The picture’s strength emerges powerfully, as in many sequences, we perceive how problematic the whole situation is for everyone. On one hand, we see a man who cannot communicate, develops aggressive behaviours as a defence mechanism and feels like he is living in a cage – an experience that the viewer can only barely imagine, although the film manages to show a fraction of how dramatic this can be. On the other hand, his family members try to give him all the love and care they can, but they are also not able to live freely. Nevertheless, Jonna and Jørgen (Peter and Christine’s father), while immersed in a difficult present, are much more worried about the future and wonder who will end up taking care of Peter one day, once they are gone.

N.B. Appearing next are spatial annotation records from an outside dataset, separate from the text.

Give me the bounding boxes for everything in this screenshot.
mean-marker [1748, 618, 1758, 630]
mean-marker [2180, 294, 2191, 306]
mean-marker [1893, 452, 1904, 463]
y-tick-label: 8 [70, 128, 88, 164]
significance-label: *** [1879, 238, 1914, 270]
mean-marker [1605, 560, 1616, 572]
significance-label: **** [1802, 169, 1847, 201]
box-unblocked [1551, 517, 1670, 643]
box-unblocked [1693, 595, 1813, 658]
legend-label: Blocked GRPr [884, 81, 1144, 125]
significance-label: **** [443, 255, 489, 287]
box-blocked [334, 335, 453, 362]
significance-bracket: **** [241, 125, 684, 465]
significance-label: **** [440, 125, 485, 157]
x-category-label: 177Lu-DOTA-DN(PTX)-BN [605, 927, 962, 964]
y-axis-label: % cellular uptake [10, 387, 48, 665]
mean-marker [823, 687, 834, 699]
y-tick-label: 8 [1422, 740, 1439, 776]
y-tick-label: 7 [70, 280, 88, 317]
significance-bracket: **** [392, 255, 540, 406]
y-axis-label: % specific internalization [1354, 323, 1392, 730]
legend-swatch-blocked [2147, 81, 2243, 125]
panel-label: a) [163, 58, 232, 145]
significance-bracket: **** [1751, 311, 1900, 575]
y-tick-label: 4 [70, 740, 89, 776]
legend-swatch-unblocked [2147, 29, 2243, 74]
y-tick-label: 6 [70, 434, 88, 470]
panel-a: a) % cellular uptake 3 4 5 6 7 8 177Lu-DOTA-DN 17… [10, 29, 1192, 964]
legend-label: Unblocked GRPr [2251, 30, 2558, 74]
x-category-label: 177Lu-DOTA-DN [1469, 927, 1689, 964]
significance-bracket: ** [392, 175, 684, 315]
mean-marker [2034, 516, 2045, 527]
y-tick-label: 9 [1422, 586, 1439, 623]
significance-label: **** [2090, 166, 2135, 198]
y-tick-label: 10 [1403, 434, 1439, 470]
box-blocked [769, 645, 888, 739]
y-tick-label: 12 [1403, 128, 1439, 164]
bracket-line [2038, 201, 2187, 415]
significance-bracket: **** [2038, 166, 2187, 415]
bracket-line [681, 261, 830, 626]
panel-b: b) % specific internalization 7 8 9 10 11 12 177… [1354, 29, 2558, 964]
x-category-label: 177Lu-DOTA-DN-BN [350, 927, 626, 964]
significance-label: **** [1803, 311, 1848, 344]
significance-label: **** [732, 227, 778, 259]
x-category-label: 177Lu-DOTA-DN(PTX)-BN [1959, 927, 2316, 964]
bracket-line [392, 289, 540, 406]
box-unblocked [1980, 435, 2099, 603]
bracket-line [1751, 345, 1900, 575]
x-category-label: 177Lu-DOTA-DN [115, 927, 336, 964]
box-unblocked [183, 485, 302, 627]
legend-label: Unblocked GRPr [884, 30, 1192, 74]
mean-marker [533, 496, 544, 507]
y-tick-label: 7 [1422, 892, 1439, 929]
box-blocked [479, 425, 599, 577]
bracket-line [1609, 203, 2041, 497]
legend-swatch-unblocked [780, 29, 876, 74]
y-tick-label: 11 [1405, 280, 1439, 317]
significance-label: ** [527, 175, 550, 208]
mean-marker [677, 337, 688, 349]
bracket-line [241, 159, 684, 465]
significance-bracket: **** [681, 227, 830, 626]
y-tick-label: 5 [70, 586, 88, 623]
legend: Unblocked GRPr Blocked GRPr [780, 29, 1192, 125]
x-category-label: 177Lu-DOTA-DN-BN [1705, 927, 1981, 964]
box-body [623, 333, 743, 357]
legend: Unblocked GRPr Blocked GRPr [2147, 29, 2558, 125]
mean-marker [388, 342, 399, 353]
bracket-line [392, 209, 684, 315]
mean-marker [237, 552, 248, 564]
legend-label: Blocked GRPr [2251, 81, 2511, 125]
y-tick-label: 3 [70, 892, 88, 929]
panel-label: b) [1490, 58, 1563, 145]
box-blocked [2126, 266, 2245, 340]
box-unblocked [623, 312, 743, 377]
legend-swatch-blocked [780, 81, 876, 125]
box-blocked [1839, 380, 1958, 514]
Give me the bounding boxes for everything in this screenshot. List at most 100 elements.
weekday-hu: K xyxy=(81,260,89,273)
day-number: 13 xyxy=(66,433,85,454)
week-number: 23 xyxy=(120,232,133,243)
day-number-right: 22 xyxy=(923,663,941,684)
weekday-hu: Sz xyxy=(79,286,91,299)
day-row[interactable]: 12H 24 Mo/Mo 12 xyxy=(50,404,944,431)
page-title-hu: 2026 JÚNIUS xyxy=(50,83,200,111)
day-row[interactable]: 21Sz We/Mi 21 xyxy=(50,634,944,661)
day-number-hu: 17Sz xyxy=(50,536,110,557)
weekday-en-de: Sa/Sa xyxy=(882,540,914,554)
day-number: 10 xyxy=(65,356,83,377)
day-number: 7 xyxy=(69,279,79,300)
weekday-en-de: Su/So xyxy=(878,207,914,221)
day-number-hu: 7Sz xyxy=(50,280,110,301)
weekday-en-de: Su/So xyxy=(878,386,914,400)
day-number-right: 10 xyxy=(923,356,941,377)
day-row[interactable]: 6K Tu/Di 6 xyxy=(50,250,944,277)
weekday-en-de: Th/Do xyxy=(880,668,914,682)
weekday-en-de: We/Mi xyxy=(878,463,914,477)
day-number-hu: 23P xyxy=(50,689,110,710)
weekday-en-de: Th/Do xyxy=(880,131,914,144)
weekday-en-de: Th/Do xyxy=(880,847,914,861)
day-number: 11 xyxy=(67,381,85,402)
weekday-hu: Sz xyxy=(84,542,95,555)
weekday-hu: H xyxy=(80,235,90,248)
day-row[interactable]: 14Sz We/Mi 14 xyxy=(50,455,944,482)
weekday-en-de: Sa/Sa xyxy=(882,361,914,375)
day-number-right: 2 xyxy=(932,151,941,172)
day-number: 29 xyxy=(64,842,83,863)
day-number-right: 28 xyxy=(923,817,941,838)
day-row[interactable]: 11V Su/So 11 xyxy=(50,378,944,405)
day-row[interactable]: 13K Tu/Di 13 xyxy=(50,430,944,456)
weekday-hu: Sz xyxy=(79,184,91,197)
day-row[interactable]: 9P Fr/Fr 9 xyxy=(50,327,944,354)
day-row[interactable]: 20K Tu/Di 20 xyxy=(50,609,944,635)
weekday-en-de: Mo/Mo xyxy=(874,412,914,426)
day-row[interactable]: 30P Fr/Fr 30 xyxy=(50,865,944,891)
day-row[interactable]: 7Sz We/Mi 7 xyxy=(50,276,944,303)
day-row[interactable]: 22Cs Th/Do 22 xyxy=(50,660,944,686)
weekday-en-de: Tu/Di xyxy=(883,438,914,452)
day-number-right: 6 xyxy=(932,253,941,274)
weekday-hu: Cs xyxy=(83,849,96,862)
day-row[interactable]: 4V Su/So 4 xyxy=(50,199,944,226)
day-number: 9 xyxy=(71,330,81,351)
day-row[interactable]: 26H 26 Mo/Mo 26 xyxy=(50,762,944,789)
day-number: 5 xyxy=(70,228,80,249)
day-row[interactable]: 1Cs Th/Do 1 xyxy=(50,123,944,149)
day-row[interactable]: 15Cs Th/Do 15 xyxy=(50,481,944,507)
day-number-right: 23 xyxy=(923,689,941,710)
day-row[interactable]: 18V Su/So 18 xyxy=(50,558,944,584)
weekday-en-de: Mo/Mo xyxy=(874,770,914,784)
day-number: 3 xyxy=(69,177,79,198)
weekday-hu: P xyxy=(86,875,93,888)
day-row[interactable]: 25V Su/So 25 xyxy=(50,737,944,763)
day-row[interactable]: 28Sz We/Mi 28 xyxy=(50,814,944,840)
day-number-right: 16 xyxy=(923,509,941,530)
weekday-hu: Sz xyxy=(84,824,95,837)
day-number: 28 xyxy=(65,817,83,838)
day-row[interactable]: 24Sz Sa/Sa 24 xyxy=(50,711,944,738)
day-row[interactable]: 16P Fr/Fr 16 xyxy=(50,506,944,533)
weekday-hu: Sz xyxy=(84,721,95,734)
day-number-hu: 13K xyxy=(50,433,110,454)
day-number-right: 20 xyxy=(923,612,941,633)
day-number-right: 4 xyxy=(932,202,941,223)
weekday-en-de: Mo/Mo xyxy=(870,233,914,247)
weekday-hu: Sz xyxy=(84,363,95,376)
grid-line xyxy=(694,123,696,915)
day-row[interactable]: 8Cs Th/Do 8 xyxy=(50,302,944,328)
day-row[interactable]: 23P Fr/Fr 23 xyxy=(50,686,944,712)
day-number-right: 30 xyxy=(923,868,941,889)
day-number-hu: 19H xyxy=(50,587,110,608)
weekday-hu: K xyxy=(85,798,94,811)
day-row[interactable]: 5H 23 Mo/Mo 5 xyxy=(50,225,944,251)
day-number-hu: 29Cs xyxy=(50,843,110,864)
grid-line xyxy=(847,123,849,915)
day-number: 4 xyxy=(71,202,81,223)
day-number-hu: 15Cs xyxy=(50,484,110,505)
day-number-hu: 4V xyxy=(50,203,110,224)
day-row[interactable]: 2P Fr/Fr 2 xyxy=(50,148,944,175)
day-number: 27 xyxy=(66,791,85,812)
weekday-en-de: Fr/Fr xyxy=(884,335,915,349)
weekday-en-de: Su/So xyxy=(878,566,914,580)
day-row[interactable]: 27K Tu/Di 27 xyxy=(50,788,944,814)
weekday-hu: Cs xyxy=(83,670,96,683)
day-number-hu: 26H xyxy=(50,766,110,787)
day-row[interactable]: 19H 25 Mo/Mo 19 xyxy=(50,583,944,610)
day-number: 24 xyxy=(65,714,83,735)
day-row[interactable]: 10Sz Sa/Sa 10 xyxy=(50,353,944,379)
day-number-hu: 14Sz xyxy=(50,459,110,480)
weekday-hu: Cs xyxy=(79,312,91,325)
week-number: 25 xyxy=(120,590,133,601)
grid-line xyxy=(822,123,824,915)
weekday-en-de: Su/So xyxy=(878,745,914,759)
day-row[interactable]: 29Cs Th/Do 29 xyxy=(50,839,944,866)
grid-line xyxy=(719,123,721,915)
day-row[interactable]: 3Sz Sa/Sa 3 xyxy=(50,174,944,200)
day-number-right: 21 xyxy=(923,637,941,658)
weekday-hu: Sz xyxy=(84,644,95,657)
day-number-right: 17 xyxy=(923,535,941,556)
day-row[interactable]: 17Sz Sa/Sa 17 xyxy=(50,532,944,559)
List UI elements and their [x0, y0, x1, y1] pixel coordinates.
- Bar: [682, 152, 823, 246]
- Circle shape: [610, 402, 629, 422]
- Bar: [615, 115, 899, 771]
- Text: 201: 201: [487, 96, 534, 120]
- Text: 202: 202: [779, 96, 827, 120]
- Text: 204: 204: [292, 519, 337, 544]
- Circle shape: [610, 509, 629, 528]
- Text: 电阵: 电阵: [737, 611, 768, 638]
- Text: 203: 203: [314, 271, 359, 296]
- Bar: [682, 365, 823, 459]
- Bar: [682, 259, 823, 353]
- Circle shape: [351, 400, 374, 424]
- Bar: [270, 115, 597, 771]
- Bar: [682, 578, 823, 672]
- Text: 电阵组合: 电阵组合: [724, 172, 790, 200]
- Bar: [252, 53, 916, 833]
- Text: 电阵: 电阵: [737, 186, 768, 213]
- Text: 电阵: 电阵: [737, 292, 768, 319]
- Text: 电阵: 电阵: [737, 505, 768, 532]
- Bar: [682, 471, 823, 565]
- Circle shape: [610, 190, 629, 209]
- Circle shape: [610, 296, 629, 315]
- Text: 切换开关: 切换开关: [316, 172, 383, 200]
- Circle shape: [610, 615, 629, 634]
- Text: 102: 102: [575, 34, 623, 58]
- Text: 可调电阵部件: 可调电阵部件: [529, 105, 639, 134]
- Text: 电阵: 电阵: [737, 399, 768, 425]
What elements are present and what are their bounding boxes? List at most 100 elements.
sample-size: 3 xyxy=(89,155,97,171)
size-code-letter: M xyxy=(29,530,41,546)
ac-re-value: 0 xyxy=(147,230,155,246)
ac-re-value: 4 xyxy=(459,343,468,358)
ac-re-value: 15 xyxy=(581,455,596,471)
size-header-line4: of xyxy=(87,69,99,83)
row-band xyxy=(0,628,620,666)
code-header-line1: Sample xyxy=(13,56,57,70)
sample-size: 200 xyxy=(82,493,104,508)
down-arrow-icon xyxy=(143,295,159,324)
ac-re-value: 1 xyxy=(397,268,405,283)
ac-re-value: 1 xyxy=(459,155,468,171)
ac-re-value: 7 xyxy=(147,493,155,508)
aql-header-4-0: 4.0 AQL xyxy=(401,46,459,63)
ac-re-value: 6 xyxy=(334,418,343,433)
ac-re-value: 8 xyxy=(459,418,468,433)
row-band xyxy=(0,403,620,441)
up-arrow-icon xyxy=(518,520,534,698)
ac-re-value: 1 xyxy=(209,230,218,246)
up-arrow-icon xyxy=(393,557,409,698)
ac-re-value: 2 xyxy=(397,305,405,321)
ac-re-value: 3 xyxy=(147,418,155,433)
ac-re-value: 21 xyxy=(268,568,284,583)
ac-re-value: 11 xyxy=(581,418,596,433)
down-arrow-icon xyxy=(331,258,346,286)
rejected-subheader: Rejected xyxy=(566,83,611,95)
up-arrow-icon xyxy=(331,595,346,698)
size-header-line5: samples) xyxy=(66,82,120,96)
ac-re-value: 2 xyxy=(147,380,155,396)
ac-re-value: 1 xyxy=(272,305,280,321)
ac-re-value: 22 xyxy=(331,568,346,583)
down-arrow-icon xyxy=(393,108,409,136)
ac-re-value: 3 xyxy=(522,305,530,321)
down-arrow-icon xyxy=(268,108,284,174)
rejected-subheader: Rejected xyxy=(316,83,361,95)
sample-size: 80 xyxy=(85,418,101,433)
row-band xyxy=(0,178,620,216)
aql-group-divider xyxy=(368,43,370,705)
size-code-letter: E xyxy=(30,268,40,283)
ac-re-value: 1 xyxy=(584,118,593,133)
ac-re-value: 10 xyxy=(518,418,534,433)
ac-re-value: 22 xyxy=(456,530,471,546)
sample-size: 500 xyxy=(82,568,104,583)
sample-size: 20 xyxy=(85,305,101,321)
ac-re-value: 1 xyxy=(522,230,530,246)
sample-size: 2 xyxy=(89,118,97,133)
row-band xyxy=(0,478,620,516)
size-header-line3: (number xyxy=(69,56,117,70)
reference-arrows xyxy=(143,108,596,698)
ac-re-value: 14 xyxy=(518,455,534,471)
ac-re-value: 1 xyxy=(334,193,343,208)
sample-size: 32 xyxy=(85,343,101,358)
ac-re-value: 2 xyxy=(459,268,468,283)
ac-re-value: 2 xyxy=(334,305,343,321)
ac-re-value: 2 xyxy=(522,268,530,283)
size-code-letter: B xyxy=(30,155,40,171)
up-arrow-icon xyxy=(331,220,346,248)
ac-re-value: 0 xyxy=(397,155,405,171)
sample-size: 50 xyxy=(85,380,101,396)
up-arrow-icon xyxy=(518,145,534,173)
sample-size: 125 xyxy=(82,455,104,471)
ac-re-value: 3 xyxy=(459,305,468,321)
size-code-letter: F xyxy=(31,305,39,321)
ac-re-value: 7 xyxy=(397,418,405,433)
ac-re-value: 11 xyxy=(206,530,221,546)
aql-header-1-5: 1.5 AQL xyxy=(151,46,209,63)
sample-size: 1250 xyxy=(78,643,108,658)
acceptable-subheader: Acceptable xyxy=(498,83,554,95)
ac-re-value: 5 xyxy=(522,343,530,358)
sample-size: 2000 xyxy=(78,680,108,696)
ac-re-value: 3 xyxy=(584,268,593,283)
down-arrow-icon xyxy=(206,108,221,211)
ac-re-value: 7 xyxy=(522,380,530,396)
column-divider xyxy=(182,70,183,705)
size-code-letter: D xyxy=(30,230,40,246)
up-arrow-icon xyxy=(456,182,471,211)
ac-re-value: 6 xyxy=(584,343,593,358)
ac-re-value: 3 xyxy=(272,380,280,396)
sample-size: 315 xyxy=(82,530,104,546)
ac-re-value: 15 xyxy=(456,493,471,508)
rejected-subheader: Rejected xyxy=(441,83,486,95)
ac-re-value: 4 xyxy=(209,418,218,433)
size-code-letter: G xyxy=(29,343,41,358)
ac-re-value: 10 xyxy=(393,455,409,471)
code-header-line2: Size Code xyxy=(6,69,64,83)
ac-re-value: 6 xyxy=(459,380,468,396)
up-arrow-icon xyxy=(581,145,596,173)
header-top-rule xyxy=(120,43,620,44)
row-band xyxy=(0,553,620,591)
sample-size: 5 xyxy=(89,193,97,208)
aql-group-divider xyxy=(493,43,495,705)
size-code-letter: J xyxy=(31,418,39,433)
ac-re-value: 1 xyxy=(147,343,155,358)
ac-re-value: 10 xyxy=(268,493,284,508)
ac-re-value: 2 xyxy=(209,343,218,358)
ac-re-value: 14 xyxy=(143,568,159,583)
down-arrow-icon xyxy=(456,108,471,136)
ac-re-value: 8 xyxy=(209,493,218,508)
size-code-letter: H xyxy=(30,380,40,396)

Christine might become Peter’s guardian, but she is aware of how challenging and life-changing this choice would be. The documentary’s main conflict, revolving around the question “How can the four of them lead a dignified life?”, is explored through some intimate camera work and several excerpts from Hanberg’s family videocassettes, depicting a young Peter discovering the world and the love of his nearest and dearest by touching, hugging and falling asleep on his mother’s belly. He’s My Brother is a painstaking portrait of a family whose serenity has been hanging by a thread for too long, where ephemeral moments of normality or happiness are as rare as they are precious. In one of the most emblematic scenes, for example, we see Christine and Peter laughing, poking and tickling each other as if they were still children, seemingly forgetting for a moment what they are both going through. It is a touching, brutally sincere story of suffering, waiting and love.

He’s My Brother is a co-production between Denmark’s Final Cut for Real and Norway’s Sant & Usant. Its international sales have been entrusted to Tel Aviv-based outfit Cinephil.